Further, the temperature of the heating treatment is 80-300 ℃; in the mixed solution obtained under the temperature condition, the carboxylic acid can be fully connected with the metal cation, so that the subsequent nanocrystalline self-assembly reaction is more favorably carried out. More preferably, the time of the nanocrystal self-assembly reaction is 1-30 min. In this time range, the nano-crystal particle composite material with carboxylic acid attached to the surface can be generated by self-assembly.

In the self-assembly reaction process, an anion precursor can be added into the mixed solution in an injection mode, carboxyl is attached to the surface of a binary crystal domain formed by the anion precursor and the cation precursor in the initial self-assembly reaction after the anion precursor is injected, and the nano-crystal domain is driven to carry out stacking growth according to a certain crystal phase by the dipole interaction between the carboxyl attached to the surface of the nano-crystal domain.
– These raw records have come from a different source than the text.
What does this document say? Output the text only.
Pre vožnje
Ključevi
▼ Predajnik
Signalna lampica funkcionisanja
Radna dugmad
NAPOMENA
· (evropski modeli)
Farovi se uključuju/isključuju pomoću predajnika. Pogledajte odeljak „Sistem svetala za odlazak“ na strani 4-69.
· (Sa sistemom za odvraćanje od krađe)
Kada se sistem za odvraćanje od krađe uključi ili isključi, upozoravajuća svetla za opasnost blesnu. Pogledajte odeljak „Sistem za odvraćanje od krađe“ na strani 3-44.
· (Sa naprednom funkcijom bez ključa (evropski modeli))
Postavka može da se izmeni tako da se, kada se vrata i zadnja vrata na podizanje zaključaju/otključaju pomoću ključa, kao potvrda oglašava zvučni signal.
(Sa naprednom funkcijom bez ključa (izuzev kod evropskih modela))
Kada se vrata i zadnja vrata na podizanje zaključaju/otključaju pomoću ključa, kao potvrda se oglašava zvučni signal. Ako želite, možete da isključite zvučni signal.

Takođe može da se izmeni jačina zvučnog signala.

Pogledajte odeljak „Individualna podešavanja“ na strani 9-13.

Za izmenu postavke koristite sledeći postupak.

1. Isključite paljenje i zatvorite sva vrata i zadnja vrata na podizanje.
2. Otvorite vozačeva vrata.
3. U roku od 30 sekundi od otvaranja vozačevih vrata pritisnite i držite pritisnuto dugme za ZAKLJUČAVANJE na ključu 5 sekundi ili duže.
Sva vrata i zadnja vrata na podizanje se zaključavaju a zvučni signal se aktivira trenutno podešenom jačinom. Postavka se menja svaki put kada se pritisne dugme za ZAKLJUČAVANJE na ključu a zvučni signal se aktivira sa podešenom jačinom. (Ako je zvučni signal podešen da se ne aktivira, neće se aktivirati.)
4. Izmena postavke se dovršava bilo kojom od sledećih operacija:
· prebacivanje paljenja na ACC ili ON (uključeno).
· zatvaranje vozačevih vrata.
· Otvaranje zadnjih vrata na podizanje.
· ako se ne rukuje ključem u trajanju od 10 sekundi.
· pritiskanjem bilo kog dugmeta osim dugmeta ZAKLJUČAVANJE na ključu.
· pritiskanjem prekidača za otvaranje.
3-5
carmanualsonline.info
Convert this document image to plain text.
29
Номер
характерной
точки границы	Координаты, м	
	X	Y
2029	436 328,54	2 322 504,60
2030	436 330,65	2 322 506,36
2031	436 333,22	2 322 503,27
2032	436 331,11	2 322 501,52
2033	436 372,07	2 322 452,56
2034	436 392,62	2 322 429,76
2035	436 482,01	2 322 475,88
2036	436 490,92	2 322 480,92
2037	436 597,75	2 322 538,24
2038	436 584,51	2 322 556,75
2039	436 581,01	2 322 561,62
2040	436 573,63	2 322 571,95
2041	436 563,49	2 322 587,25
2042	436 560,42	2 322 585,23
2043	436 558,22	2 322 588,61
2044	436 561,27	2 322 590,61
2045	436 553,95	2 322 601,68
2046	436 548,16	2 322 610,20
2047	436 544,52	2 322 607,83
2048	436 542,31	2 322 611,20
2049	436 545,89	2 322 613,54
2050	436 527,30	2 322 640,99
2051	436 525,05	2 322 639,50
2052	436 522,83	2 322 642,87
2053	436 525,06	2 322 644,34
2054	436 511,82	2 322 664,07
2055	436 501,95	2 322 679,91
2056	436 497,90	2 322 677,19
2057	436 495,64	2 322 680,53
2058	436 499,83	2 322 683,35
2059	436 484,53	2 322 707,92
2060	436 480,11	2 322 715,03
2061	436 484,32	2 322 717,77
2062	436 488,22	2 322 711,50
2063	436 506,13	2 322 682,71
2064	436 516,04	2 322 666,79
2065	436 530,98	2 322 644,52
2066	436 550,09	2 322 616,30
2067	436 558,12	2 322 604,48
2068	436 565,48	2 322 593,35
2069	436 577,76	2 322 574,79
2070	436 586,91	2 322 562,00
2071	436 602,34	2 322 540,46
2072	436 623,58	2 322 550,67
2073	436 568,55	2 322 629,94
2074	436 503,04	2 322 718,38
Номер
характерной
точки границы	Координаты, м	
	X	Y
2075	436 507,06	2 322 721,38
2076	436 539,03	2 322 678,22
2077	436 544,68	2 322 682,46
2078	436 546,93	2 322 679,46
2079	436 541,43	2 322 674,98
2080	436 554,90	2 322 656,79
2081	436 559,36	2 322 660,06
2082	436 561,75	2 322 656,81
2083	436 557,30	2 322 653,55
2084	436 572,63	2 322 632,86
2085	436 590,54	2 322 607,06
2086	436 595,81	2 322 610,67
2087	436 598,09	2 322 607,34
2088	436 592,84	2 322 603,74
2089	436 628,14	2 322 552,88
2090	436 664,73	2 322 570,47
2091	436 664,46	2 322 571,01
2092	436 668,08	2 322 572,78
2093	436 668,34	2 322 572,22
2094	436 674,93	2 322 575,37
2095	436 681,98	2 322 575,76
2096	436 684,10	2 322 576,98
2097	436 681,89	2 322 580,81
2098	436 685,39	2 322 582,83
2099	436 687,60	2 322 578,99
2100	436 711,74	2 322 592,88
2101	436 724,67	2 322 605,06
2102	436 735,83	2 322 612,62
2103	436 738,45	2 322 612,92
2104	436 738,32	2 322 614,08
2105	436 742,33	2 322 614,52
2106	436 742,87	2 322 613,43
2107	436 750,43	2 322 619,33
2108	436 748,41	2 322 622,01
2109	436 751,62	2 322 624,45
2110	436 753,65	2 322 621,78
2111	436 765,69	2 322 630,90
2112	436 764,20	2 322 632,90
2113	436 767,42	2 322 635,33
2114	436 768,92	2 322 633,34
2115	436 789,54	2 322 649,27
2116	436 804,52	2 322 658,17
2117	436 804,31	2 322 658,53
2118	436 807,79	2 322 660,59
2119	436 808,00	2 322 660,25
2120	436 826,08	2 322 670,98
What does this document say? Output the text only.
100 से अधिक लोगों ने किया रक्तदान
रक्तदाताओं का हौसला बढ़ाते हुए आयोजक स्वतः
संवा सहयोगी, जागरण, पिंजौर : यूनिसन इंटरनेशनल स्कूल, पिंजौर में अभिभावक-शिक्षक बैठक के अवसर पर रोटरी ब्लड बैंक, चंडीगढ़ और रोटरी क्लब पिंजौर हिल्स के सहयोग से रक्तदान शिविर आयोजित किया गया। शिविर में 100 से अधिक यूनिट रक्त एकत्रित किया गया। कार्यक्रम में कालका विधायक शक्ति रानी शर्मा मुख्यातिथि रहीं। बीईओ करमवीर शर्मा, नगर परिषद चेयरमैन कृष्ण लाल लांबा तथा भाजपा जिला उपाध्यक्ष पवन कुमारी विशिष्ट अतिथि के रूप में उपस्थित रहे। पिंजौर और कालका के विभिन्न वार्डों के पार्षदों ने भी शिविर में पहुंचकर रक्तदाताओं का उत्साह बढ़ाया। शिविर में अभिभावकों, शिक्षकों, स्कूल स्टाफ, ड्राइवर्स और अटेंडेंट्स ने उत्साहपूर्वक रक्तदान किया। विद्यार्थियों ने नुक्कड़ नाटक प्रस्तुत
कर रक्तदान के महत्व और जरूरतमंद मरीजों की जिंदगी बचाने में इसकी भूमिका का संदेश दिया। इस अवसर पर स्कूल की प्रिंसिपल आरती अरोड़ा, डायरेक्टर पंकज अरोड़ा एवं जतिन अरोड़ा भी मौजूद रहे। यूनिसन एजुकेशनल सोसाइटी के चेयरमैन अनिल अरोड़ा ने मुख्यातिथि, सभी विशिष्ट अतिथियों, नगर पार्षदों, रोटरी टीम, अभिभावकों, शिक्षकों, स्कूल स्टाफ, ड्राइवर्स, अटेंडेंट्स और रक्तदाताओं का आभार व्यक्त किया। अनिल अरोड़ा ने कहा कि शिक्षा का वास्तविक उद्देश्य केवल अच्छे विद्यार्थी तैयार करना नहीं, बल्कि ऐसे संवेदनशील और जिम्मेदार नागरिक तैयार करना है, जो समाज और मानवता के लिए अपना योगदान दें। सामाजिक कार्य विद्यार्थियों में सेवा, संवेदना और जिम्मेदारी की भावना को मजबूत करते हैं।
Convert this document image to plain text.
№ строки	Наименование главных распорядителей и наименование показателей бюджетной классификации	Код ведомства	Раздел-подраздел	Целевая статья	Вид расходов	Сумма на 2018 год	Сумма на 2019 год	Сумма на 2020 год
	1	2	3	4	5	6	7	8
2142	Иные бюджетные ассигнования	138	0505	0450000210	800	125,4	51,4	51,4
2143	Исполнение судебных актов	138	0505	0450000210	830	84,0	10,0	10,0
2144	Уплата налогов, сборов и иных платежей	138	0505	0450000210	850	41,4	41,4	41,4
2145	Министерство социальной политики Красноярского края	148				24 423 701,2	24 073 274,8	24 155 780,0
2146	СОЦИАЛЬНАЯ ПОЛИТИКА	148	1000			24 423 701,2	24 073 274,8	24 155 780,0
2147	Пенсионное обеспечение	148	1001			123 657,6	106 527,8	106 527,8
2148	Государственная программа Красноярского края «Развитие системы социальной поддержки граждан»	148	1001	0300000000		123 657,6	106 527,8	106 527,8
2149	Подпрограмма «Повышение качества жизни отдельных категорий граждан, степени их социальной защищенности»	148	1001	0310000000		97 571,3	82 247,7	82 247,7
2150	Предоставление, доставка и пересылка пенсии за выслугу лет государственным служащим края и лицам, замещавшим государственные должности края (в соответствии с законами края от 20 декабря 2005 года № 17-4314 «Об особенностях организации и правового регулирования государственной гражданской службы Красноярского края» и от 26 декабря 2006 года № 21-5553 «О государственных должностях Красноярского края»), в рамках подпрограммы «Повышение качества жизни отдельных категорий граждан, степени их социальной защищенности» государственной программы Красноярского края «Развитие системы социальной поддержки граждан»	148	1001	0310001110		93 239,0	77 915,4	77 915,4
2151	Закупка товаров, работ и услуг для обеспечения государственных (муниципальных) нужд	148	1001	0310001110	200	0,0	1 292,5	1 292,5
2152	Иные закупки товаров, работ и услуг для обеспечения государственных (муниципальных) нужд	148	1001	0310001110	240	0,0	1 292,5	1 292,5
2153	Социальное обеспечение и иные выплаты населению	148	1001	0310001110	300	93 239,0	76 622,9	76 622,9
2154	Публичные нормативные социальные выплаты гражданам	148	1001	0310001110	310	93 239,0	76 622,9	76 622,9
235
In addition, the crystal growth direction of the nanocrystal particles is faster in the <100> crystal plane than in the <111> crystal plane due to the polarity of the carboxyl group, so that the nanocrystals which are finally formed are in a geometric crystal form of a three-dimensional octahedral rhombohedral structure.

Further, after the step of self-assembly reaction, a step of adding a precipitant to perform precipitation separation is also included. A precipitator is added for precipitation separation, so that the purity of the composite material can be further improved; preferably, the precipitant is selected from at least one of methanol, ethanol, and acetone. More preferably, the mass-to-volume ratio of the composite material to the precipitant is 1 g: 50-100ml, adding the precipitant to separate. The effect of such separation is better.

The invention is described in further detail with reference to a part of the test results, which are described in detail below with reference to specific examples.